Container-based GPU deployment has become the standard for production AI infrastructure. Ranjan et al. explain in Agentic AI in Enterprise that Kubernetes with GPU scheduling is the dominant pattern for enterprise AI deployments, and the NVIDIA Container Toolkit is the foundational layer that makes this possible. It exposes the host's GPU drivers and libraries inside containers through the NVIDIA Container Runtime, eliminating the need to install CUDA toolkits inside each container image. This separation of concerns (host manages drivers, containers manage applications) follows the same principle that made Docker successful for CPU workloads.

This guide covers the nvidia container toolkit install linux process from scratch, across the distributions that matter for production AI work: Ubuntu, Debian, Fedora, and RHEL. We will go beyond the basic install, covering docker-compose GPU configuration, Podman support, the newer Container Device Interface (CDI) approach, and the troubleshooting steps for every common failure mode. If you have spent time debugging "Failed to initialize NVML" errors inside containers, this is the guide that fixes that once and for all.

What the NVIDIA Container Toolkit Actually Does

Before diving into installation, it helps to understand what happens under the hood. The NVIDIA Container Toolkit is not a single binary — it is a collection of components that work together to expose GPUs to containerized processes.

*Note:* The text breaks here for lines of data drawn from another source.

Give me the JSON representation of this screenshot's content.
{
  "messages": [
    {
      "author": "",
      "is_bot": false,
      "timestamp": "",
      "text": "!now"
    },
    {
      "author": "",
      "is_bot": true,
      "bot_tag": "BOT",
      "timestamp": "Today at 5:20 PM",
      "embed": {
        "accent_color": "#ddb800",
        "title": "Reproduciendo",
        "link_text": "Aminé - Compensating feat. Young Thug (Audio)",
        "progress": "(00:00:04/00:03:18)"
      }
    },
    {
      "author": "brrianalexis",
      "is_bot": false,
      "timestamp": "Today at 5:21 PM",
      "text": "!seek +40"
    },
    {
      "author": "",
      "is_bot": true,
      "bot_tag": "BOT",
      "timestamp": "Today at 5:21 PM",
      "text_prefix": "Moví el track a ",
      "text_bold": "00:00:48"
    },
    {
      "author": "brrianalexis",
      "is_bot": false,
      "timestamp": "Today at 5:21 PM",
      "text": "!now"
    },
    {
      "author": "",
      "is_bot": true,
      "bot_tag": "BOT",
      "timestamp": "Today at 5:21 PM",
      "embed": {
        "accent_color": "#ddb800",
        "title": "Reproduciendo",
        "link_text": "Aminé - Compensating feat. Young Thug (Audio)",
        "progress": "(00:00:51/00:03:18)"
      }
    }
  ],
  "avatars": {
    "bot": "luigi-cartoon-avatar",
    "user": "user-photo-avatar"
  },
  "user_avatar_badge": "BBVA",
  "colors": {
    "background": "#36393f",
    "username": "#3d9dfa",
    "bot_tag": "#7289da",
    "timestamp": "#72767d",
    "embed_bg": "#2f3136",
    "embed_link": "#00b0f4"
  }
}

Tool usage pipeline showing research, tools, extraction, and summarization stages — The NVIDIA Container Toolkit enables GPU-accelerated AI pipelines inside Docker containers, supporting the full tool usage workflow. Source: *An Illustrated Guide to AI Agents*

Architecture Overview

The toolkit consists of several layered components. At the top level, nvidia-ctk is the CLI utility for configuration and management. Below that, nvidia-container-runtime wraps the OCI runtime (usually runc) and modifies the container specification before the container starts. The nvidia-container-runtime-hook is a prestart hook that runs before the container entrypoint and handles the actual device injection. At the bottom, libnvidia-container is the C library that interacts with the NVIDIA driver to enumerate GPUs, manage device access, and bind-mount the correct driver libraries into the container filesystem.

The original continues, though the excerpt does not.